TypeDescriptionExample path
FolderContainer for organizing documents and subfolders/shared/engineering
DocumentA document container/shared/engineering/design-doc
Document VersionA specific version of a document/shared/engineering/design-doc/v1
SectionA heading or section within a version/shared/engineering/design-doc/v1/introduction
ChunkA piece of content (text, table, or image) within a section/shared/engineering/design-doc/v1/introduction/chunk-001
ThreadA conversation thread/users/alice/threads/my-thread
Thread MessageA message within a thread/users/alice/threads/my-thread/1

Documents in depth

Versions

Every document can have multiple versions. When you upload a new version, the previous versions remain accessible. The document tracks which version is currently active.

Sections

Sections represent the structure within a document version — headings, chapters, subsections. Sections can nest inside each other, mirroring the document’s original outline.

Chunks

Chunks are the smallest units of content. Each chunk contains a piece of text, a table, or an image extracted from the document. Chunks are what get embedded and returned in search results.
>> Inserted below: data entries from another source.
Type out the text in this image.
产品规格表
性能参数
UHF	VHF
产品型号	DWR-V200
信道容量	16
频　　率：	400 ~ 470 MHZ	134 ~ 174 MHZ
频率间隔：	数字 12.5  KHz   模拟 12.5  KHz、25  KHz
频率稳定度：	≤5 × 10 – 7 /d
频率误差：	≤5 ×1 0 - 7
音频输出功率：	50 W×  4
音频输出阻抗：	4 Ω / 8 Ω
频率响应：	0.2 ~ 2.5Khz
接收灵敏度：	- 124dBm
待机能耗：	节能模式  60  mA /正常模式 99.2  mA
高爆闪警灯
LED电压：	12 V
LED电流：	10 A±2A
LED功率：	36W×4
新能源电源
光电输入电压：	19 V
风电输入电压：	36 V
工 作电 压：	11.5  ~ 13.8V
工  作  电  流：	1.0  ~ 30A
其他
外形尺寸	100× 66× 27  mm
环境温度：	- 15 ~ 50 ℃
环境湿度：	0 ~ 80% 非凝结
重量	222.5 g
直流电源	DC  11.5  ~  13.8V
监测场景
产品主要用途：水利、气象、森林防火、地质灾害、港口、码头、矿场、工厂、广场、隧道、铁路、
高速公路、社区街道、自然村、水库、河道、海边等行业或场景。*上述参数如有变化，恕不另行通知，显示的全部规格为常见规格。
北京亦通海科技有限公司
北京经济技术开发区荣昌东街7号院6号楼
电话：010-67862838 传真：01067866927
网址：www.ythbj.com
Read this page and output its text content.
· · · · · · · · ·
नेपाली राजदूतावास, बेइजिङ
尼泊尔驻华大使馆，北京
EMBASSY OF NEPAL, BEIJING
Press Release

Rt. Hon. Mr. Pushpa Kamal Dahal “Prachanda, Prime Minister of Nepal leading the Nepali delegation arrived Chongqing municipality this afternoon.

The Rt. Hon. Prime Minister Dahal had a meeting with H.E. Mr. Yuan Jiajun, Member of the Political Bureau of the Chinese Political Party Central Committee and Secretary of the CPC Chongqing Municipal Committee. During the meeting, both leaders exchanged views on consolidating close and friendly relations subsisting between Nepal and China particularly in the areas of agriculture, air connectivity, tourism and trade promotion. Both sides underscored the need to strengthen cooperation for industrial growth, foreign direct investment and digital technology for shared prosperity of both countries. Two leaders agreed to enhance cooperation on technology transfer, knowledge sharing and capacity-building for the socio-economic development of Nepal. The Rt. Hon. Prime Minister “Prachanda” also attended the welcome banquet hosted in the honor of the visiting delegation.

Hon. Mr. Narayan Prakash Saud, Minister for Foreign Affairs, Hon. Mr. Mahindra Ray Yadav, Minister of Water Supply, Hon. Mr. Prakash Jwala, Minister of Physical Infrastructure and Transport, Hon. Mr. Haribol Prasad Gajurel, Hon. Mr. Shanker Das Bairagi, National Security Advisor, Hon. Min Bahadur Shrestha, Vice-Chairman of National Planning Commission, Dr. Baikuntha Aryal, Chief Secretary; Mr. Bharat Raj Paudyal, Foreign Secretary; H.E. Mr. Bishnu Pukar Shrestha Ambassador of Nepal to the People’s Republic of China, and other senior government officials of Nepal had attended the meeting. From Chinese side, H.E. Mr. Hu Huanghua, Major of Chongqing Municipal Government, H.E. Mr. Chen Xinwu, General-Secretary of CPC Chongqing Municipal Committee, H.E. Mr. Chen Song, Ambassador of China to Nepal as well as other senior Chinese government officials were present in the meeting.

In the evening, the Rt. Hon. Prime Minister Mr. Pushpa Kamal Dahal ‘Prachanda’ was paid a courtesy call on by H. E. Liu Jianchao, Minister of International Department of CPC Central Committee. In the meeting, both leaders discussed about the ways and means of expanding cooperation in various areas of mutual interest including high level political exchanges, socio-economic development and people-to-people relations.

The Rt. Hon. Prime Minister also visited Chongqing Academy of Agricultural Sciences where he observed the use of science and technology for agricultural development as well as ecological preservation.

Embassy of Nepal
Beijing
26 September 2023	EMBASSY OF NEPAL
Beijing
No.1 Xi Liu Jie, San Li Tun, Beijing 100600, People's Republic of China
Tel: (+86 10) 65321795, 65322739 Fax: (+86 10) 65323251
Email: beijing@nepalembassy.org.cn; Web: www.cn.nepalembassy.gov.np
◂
Chunk types:
  • TEXT — A paragraph or block of text
  • TABLE — A structured table (with an optional AI-generated summary)
  • IMAGE — An extracted image with bounding box metadata

Content deduplication

Chunk content is stored using a content-addressable system. If two chunks have identical text, the content is stored only once. When you edit a chunk’s content, the system automatically handles deduplication — creating new content records only when needed.

Tags

Tags let you label and categorize path parts. A tag has a name, an optional description, and a color. Tags are associated with path parts through a many-to-many relationship, so you can attach multiple tags to any folder, document, or section.

Materialized paths

Each path part stores its full path from root to leaf (e.g., /shared/engineering/design-doc). This enables:
  • Fast lookups — Find any resource by its full path without traversing the tree.
  • Subtree queries — Efficiently find all resources under a given path.
  • Permission checks — Quickly determine if a user has access to a resource by comparing paths.
Paths are automatically maintained — when you rename or move a resource, all descendant paths update accordingly.

Ordering

Siblings within a folder maintain a stable order. You can rearrange items, and the ordering is preserved consistently across API calls.

Cascading deletes

When you delete a folder or document, all of its children are automatically cleaned up. Deleting a folder removes all documents, versions, sections, and chunks within it. This ensures your knowledge base stays consistent without orphaned resources.